The cover receives a single foil stamp: the title, or a single word, pressed into the board with a heated brass die. Real foil does not peel, does not fade, and does not behave like the 'foil-effect' digital print sold by most online book printers. Real foil is pressed, not printed. The distinction is visible in the hand.
Why the board is 2.5mm and not 1.5mm
The standard board for cheap hardcovers is 1.5mm. It feels almost right when you pick it up and noticeably wrong when you set it down. 2.5mm board has a different weight in the hand — closer to a clothbound novel from the mid-century than to a present-day photo book. It costs more to bind, it costs more to ship, and it is the only board the studio uses. Once a buyer has held the difference, the question never comes up again.
The slipcase, the colophon, the shipping
The book is signed at the colophon — the small page at the end that identifies the edition number (always: one of one), the date of pressing, and the signature of the press. The slipcase is cream, unprinted, closed with a length of natural twine. The book is wrapped in tissue before it goes in.
- Cream slipcase, unprinted, soft on all four edges.
- Natural twine, single closure, hand-tied.
- Tissue wrap inside the slipcase.
- The book itself — foil-stamped, signed at the colophon, edition of one.
Shipping is standard tracked mail. The press does not offer express shipping. The book takes three weeks to make; it can take a few days to arrive. The slipcase and the tissue are the packaging; the recipient unwraps them in order. This is intentional. The unwrapping is part of the experience.
What does not happen here
It is also worth saying what the press does not do. The studio does not send proofs. There is no draft phase open to buyer comment. The studio does not offer cover variants, paper variants, or font variants. It does not print a second copy as a 'family backup'. It does not retain a high-resolution archive of the finished book that the buyer can reorder against later. Every one of these decisions is deliberate, and every one of them protects the form. A book made for one person, by one studio, in one copy, is a specific thing. The constraints are what make it that thing.
This is also why the studio does not advertise discounts, run two-for-one weeks, or maintain a referral programme. The price is the price. The book is the book. A discount on a single-edition object that takes three weeks to make is not a discount; it is a different object. Anyone whose first question is whether the press runs sales is, with respect, looking at the wrong kind of object — and the studio would rather point them somewhere else than negotiate.
“The constraints are not the price of the form. The constraints are the form.”

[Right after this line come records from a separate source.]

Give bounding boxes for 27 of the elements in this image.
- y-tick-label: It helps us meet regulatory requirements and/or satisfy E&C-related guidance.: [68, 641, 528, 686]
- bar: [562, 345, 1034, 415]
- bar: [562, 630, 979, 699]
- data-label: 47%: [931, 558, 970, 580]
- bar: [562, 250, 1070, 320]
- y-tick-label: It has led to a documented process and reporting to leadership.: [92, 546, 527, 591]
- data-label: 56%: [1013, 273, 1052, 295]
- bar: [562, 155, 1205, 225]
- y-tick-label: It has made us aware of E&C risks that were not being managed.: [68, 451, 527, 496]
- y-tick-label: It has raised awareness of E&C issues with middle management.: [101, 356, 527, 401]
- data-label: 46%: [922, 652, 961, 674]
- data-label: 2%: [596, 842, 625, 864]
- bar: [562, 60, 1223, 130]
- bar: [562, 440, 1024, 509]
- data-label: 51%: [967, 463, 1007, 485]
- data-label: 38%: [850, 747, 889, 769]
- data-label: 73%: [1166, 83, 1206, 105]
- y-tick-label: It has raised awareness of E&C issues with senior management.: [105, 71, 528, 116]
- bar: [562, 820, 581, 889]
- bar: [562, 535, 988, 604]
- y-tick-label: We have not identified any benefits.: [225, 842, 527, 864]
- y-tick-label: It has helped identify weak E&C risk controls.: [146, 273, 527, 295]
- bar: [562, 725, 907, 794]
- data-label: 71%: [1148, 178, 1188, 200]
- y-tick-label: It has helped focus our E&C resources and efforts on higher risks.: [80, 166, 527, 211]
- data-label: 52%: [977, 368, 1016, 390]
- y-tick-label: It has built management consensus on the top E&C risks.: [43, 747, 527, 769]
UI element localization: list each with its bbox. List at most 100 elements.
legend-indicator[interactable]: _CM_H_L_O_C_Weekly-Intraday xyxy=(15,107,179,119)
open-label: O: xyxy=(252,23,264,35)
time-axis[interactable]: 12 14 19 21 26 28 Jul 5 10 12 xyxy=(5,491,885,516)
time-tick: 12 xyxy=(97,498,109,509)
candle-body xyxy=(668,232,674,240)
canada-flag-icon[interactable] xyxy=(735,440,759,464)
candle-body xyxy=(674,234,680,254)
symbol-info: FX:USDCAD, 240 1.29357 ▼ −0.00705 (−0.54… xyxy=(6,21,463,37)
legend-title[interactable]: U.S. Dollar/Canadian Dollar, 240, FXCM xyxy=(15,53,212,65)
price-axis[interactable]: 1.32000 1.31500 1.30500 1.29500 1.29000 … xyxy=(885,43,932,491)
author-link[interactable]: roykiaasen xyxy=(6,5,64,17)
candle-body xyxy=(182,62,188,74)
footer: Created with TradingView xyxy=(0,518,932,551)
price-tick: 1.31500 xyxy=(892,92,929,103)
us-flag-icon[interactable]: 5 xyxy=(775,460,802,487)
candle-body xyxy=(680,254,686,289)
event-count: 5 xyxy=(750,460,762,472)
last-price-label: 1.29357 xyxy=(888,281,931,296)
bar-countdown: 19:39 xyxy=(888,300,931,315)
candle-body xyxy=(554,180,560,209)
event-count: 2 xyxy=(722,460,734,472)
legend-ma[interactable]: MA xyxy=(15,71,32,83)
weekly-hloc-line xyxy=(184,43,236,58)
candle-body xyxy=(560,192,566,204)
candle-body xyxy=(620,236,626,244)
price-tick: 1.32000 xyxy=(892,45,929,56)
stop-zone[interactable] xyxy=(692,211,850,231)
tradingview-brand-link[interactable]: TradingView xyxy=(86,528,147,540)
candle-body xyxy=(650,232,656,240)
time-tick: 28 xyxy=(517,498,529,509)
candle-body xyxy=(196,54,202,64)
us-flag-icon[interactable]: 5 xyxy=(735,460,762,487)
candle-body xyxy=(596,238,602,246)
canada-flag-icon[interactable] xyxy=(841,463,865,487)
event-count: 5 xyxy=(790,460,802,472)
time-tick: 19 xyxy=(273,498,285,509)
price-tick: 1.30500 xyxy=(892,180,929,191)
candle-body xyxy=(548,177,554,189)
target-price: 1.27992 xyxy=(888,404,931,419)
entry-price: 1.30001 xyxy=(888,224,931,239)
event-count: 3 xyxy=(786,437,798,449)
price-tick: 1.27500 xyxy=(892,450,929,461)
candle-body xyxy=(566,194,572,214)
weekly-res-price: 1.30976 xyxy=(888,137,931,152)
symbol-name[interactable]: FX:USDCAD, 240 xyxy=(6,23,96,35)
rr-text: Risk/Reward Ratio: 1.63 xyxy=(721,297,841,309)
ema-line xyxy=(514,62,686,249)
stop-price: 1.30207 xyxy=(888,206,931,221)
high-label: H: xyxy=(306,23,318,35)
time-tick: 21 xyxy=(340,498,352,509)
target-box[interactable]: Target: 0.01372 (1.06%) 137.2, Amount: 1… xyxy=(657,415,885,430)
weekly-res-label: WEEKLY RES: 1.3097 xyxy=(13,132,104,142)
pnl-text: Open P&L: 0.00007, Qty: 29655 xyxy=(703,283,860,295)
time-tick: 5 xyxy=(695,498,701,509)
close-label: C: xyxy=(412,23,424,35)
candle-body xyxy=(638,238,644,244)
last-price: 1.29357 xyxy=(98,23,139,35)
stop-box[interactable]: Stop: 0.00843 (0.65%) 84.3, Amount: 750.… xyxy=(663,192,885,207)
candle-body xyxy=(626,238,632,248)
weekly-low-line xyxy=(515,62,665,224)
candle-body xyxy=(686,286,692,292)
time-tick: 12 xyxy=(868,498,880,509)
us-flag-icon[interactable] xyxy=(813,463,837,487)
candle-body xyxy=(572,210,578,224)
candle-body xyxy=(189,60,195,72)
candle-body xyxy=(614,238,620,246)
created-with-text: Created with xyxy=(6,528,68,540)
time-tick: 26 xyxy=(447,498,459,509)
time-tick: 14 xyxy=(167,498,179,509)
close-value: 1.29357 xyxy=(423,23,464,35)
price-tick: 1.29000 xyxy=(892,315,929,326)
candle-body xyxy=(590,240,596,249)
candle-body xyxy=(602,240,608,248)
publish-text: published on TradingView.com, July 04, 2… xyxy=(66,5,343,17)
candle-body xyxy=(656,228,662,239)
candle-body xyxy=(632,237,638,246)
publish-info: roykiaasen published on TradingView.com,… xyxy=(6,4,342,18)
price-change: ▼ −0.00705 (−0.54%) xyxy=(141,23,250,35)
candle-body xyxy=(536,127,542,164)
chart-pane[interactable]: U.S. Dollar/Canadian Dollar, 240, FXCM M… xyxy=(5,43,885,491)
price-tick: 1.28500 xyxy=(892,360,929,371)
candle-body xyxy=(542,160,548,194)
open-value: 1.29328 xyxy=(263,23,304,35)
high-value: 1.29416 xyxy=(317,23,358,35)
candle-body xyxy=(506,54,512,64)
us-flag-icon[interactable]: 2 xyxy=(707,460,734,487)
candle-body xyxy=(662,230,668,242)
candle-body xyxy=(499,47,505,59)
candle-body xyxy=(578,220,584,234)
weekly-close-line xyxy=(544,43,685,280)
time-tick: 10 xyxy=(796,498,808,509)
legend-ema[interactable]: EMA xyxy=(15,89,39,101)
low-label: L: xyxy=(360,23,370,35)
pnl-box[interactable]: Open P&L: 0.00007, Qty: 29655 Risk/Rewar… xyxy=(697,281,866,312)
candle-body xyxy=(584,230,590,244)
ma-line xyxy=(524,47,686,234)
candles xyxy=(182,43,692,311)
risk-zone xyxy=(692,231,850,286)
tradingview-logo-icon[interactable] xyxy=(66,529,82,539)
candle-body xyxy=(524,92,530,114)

Common questions about the press
Q: Can I visit the sundayfawn press?
A: The press does not have a public-facing studio. All orders are received and fulfilled online. The sample page shows finished book photography if you want to see the object before ordering.
Q: How many books does the press make in a month?
A: The press does not publish production numbers. What it will say is that the timeline is always three weeks and the process is always the same. The press does not rush and does not scale for volume.
Q: Is the foil on the cover real metallic foil?
A: Yes. A heated brass die, a layer of metallic film, pressed once into the board. Not a digital print, not a foil-effect laminate. The impression is permanent.
Q: What happens to the file after the book ships?
A: The file is closed and the press is reset. There is no archive of finished books available to the public. The press keeps operational records but does not hold files available for reprint.
— The press makes one book at a time, and then it makes the next one.